Die Rüstungsindustrie kehrt ihre Entwicklungslogik um: Software wird jetzt zuerst entwickelt, bevor die Hardware folgt. KI und digitale Fähigkeiten treiben den Wandel, während klassische Hersteller unter Druck geraten.

13. Dezember 2025
Amikam Norkin. Der frühere Kommandeur der israelischen Luftwaffe (2017–2022) ist ein enger Vertrauter der deutschen Luftwaffenführung und fungiert heute als Vermittler für die deutsch-israelische Sicherheitskooperation.

Aufstrebende Verteidigungsunternehmen drehen ihre Entwicklungslogik um. „Unternehmen entwickeln heute die Software und produzieren dann die Hardware“, beschreibt Amikam Norkin, ehemaliger Kommandeur der israelischen Luftwaffe und heute Investor, den fundamentalen Wandel der Branche im Gespräch mit Table.Briefings. Das US-Start-up Anduril sei als Software-Unternehmen gestartet und habe deshalb gegen Lockheed Martin und Boeing einen Auftrag für unbemannte Kampfdrohnen gewonnen. „Künstliche Intelligenz und digitale Fähigkeiten treiben die Industrie, klassische Hardware-Hersteller geraten unter Druck.“

Deutsche Start-ups scheitern am Scaling – genau dort, wo hiesige Industriekonzerne glänzen. Norkin sieht eine komplementäre Stärkenverteilung – auch zwischen Israel und Deutschland. „Die Israelis sind gut in Innovation. Aber eine kleine Firma zu einem Konzern zu machen – da haben wir weniger Wissen“, sagt er. Deutschland verfüge über genau diese industrielle Kompetenz, das Wissen, wie man Industrie aufbaut. Israelische Start-ups suchten internationale Partner für den Sprung vom Prototyp zur Massenproduktion.

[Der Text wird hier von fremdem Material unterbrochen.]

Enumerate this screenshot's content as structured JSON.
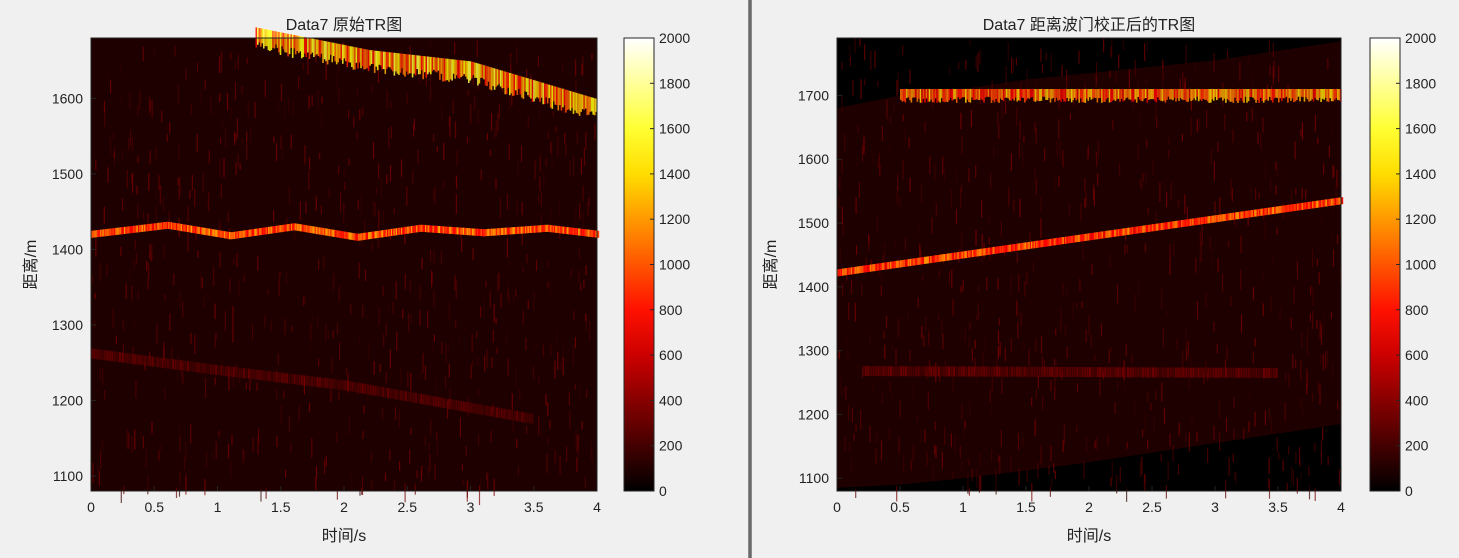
{
  "chart_data": [
    {
      "type": "heatmap",
      "title": "Data7 原始TR图",
      "xlabel": "时间/s",
      "ylabel": "距离/m",
      "xlim": [
        0,
        4
      ],
      "ylim": [
        1080,
        1680
      ],
      "x_ticks": [
        "0",
        "0.5",
        "1",
        "1.5",
        "2",
        "2.5",
        "3",
        "3.5",
        "4"
      ],
      "y_ticks": [
        "1100",
        "1200",
        "1300",
        "1400",
        "1500",
        "1600"
      ],
      "colormap": "hot",
      "clim": [
        0,
        2000
      ],
      "colorbar_ticks": [
        "0",
        "200",
        "400",
        "600",
        "800",
        "1000",
        "1200",
        "1400",
        "1600",
        "1800",
        "2000"
      ],
      "features": [
        {
          "kind": "stepped-track",
          "x": [
            0,
            0.6,
            1.1,
            1.6,
            2.1,
            2.6,
            3.1,
            3.6,
            4.0
          ],
          "y": [
            1420,
            1432,
            1418,
            1430,
            1416,
            1428,
            1422,
            1428,
            1420
          ],
          "intensity": 1150
        },
        {
          "kind": "band",
          "x": [
            1.3,
            2.2,
            3.0,
            3.5,
            4.0
          ],
          "y": [
            1680,
            1650,
            1635,
            1610,
            1585
          ],
          "intensity": 1500
        },
        {
          "kind": "faint-track",
          "x": [
            0,
            1,
            2,
            3,
            3.5
          ],
          "y": [
            1262,
            1240,
            1220,
            1190,
            1175
          ],
          "intensity": 380
        }
      ]
    },
    {
      "type": "heatmap",
      "title": "Data7 距离波门校正后的TR图",
      "xlabel": "时间/s",
      "ylabel": "距离/m",
      "xlim": [
        0,
        4
      ],
      "ylim": [
        1080,
        1790
      ],
      "x_ticks": [
        "0",
        "0.5",
        "1",
        "1.5",
        "2",
        "2.5",
        "3",
        "3.5",
        "4"
      ],
      "y_ticks": [
        "1100",
        "1200",
        "1300",
        "1400",
        "1500",
        "1600",
        "1700"
      ],
      "colormap": "hot",
      "clim": [
        0,
        2000
      ],
      "colorbar_ticks": [
        "0",
        "200",
        "400",
        "600",
        "800",
        "1000",
        "1200",
        "1400",
        "1600",
        "1800",
        "2000"
      ],
      "features": [
        {
          "kind": "linear-track",
          "x": [
            0,
            4
          ],
          "y": [
            1422,
            1535
          ],
          "intensity": 1100
        },
        {
          "kind": "band",
          "x": [
            0.5,
            4.0
          ],
          "y": [
            1700,
            1700
          ],
          "intensity": 1300
        },
        {
          "kind": "faint-track",
          "x": [
            0.2,
            3.5
          ],
          "y": [
            1268,
            1265
          ],
          "intensity": 420
        }
      ]
    }
  ]
}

Nach Jahren der Zurückhaltung interessieren sich Investoren verstärkt für den Defense-Markt. Die geopolitische Lage und massive Budgeterhöhungen in Deutschland, Japan, Indien und den USA ziehen Kapital in den Verteidigungssektor. „Die Investoren riechen die Veränderung“, sagt Norkin. Regierungen änderten ihre Prozesse und suchten gezielt nach neuen Technologien – schneller und günstiger. Für Start-ups ergebe sich eine hervorragende Gelegenheit. „Man sieht jetzt mehr und mehr Fonds weltweit, die über Defense sprechen.“ Der Markt, der lange gemieden wurde, ist plötzlich attraktiv (siehe Grafik).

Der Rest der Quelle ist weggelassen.